Third in a series on intercollegiate athletics.

The National Collegiate Athletic Association (NCAA) is large (720 full-time employees and $1.06 billion in annual revenue). For decades, the weight of a dense bureaucracy and its impact on millions of intercollegiate athletes and multiplied millions of fans has been the altar on which institutional autonomy has been sacrificed. This gave force to Admiral Hyman Rickover’s famous quote: “If you are going to sin, sin against God, not against bureaucracy.” God will forgive you but the bureaucracy will not. Controlling such a complex matrix of organizational parameters is impossible without rigidity, which makes filing a federal tax return seem like a free game.

The challenges are recognized. Leading the NCAA for a decade, Mark Emmert has been humiliated by lawsuits over a student-athlete’s ability to be compensated for the use of their name, image and likeness (NIL). He wouldn’t fight an unwinnable battle. He suggested that the 1,200 institutions and organizations guided by NCAA regulations take a “less homogenous approach.” Finally, after a decade of leadership, with a breath of common sense sparked by tumultuous change plaguing the juggernaut, the NCAA has folded its tent on a matter of critical importance. In an interview with The Associated Press, Emmert joked, “You know, if we were to rebuild college sports, and in 2020 instead of 1920, what would that look like?” He continued, “What would we change? What would we expect or want to be different in how we handle it? And it’s good. It is the right time. After a century? Ten years ago, that would have been a bold move. At the moment, Big 12 commissioner Bob Bowles has suggested that the NCAA prospect, NIL, “was meant to save us from being sued.” Authentic leadership prescribes a path to a powerful future and moves forward, sustained by the support of those who are led.

The challenge is now what it has always been. Similarities between Division I and Division III conferences are non-existent. Compare Alabama (and Nick Saban) in the Southeastern Conference to Huntingdon College (and Mike Turk) in the US Southern Conference: Both in Alabama require pitches, balls, helmets and cleats . After that, the similarities evaporate. Organizations with this range of mission, purpose, resources and impact must be governed in response to mission and direction. Both institutions are excellent (as are the coaches) but radically different.

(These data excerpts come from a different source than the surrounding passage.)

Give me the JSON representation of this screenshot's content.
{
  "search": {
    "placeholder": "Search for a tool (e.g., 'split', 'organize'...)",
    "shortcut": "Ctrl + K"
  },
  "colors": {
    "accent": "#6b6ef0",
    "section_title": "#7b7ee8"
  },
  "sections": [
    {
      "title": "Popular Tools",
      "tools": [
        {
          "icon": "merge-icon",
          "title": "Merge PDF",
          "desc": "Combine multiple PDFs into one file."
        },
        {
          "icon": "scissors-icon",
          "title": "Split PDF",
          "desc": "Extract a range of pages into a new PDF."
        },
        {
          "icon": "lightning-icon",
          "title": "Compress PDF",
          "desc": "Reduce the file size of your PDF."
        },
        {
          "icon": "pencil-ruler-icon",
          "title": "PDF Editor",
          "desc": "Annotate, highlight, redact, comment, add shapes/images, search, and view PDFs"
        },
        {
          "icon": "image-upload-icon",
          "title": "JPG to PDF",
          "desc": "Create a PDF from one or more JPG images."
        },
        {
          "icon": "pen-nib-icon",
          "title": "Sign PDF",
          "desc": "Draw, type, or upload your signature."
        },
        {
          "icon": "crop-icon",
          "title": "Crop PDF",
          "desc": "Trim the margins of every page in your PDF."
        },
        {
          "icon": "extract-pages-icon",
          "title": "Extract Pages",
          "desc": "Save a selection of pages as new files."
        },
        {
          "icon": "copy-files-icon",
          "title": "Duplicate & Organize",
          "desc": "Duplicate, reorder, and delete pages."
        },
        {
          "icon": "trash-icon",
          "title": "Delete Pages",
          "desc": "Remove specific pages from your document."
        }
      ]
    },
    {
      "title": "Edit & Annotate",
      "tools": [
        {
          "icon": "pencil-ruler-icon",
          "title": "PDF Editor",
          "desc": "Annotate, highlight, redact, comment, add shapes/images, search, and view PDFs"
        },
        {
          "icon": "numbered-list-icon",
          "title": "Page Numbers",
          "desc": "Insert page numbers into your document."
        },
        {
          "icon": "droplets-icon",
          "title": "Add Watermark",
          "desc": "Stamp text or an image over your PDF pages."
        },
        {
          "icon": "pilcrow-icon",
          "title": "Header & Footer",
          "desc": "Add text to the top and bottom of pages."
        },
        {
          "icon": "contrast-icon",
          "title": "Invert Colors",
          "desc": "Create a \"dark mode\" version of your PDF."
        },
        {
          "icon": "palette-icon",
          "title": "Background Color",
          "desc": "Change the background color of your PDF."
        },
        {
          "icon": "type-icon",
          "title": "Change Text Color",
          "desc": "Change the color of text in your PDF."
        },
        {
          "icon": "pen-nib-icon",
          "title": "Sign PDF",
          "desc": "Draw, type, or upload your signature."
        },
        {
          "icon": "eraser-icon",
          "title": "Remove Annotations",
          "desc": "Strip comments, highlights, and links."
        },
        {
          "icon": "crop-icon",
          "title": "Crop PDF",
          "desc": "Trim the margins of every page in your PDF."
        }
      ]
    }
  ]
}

According to 2020 NCAA data, nationally, total revenue generated ranges from $392 million for the largest Division I budget to $10,850 for the smallest Division III budget. Immeasurable billions of dollars flow into institutions and individual communities, impacting the economy, and 3% of schools get 97% of the attention. This is not surprising, although a little disappointing. True student-athletes can get involved in most schools.

The caveats about the influence of money on intercollegiate athletics are not new. We saw it at the beginning of the 20th century at Yale. In a study published in “College Sports”, concerns about the impact of money on college sports have again been raised. The basketball scandal of 1951 and 1952, the corruption that developed after World War II, the critique of the profit motive, the professional aspect of the amateur status of players, NIL, the challenges of university education and the role of alumni, coaches, and institutions and the negative impacts they have brought to intercollegiate athletics. It was half a century after the payola revelations to a Yale celebrity.

And we are still there. A Chicago Tribune op-ed in April 2020 by former US Congressman Tom McMillan and former Chancellor of the University System of Maryland Britt Kirwan offered several remedies. Unfortunately, they fail. Institutional leadership and more substantial mission-based autonomy are essential and AWOL. A maze of Indianapolis bureaucratic processes can’t do it. Emmert said so. According to Bloomberg and The New York Times, Myles Brand’s prescient concerns 15 years ago about the disproportionate impact of corporate athletics on many campus environments were legitimate.

Karen Weaver in Forbes says “It’s time for innovation at NCAA conferences.” NCAA Supreme Court warrants against Alston don’t suit the multitude of campuses represented, though they might be perfect for the Power Five. The institution’s mission and purpose are beggars in a “one size fits all” model. A lack of leadership in higher education has pushed these challenges to the forefront of policy makers. How is it possible? It’s easy to blame the NCAA, the opaque bureaucracy, the endless chain of staff and committees that result in flawed “groupthink.” But, as Pogo said, “I saw the enemy and it’s us.” Weaver said, “Where college presidents used to look to other conferences (or the NCAA) to provide ideas or safeguards, now each conference is an island unto itself.”

In the Lone Star Conference, we like to think that we are focused on mission and purpose. This happens because campus leaders — presidents and athletic directors — keep their eyes on the ball. Conference and campus leadership must be exercised, not excised. From our Panhandle perch, it seems that old-fashioned decision-making that serves the institution and its employees is the answer. We know our students, our fans and our needs. We are not perfect. But what has the NCAA perfected so far?

There’s a way to make it work, but the lack of focus on the main mission is a wild ride.

Walter V. Wendler is president of West Texas A&M University. His weekly columns are available at Michael McBroom is director of varsity athletics at West Texas A&M University.